The pathogenesis of fatal illness and extrapulmonar involvement associated with influenza A H1N1 is still not well understood. Studies of avian influenza showed an overactive inflammatory response and the severity of the infection is related with virus-induced cytokine dysregulation wich leads to extreme production and secretion of a large number of pro inflammatory cytokines. These changes are not exclusive of influenza H5N1. High expression of cytokine genes have been found in the lungs of mice and nonhumans primates infected with the reconstructed 1918 H1N1 influenza virus. Extrapulmonary dissemination may be the result of viremia and/or the transport infected immune cells to other organs. Viral RNA has been detected in liver tissue specimens, of mice infected with influenza who also showed necrosis, activated Kupffer cells, cholestasis, and fatty changes. The highest viral loads were detected in the fatal case suggesting that high viral loads correlate with cytokine overproduction and extrapulmonary dissemination. Septic shock induced by the infection with influenza virus H1N1 produces tisular hypoperfusion which along with persistent hypoxemia due to pulmonary damage, contributes to cellular damage, that may lead to liver damage and hypertransaminasemia.10
In conclusion, this report describes the first two cases of hepatic involvement associated with human influenza A H1N1 during the Mexico City epidemic.

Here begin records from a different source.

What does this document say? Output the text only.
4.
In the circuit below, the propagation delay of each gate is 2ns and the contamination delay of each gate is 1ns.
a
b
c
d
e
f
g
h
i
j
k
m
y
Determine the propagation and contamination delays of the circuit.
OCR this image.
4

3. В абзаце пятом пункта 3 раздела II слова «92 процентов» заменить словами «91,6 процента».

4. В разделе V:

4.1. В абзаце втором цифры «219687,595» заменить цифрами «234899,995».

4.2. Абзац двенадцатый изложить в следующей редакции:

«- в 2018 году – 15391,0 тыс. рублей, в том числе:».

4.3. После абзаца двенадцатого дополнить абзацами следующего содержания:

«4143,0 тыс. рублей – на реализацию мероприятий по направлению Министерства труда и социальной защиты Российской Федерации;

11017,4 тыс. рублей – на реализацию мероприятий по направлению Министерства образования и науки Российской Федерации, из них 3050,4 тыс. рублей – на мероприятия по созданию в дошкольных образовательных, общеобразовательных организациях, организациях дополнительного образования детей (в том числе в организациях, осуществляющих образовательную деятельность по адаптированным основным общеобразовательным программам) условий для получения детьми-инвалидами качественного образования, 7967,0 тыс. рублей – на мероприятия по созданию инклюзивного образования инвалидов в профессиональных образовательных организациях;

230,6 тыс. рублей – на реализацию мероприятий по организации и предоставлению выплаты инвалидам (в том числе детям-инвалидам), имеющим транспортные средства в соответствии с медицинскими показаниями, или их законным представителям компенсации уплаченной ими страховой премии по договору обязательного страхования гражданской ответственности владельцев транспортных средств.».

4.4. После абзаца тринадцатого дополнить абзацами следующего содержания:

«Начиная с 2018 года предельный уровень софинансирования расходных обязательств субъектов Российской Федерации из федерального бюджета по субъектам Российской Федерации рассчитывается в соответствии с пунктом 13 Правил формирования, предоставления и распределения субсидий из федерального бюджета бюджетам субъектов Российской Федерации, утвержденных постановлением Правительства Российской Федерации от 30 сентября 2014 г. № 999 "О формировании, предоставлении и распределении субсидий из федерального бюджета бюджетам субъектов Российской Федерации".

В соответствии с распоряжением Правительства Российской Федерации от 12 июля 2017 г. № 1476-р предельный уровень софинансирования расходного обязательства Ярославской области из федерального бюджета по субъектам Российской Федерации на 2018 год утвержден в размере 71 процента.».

The mild hepatic involvement in these patients was probably related to viral infection, amplified the cytokine dysregulation, plus hypoxia and liver hypoperfusion. (Figure 3).
Mechanisms of liver damage in influenza H1N1. Severe infection with human influenza A H1N1 generates cytokine dysregulation and cytokine storm which promotes ARDS, oxida-tive stress and severe sepsis with vasodilatory shock which generate splachnic hypoperfusion and hepatocellular damage.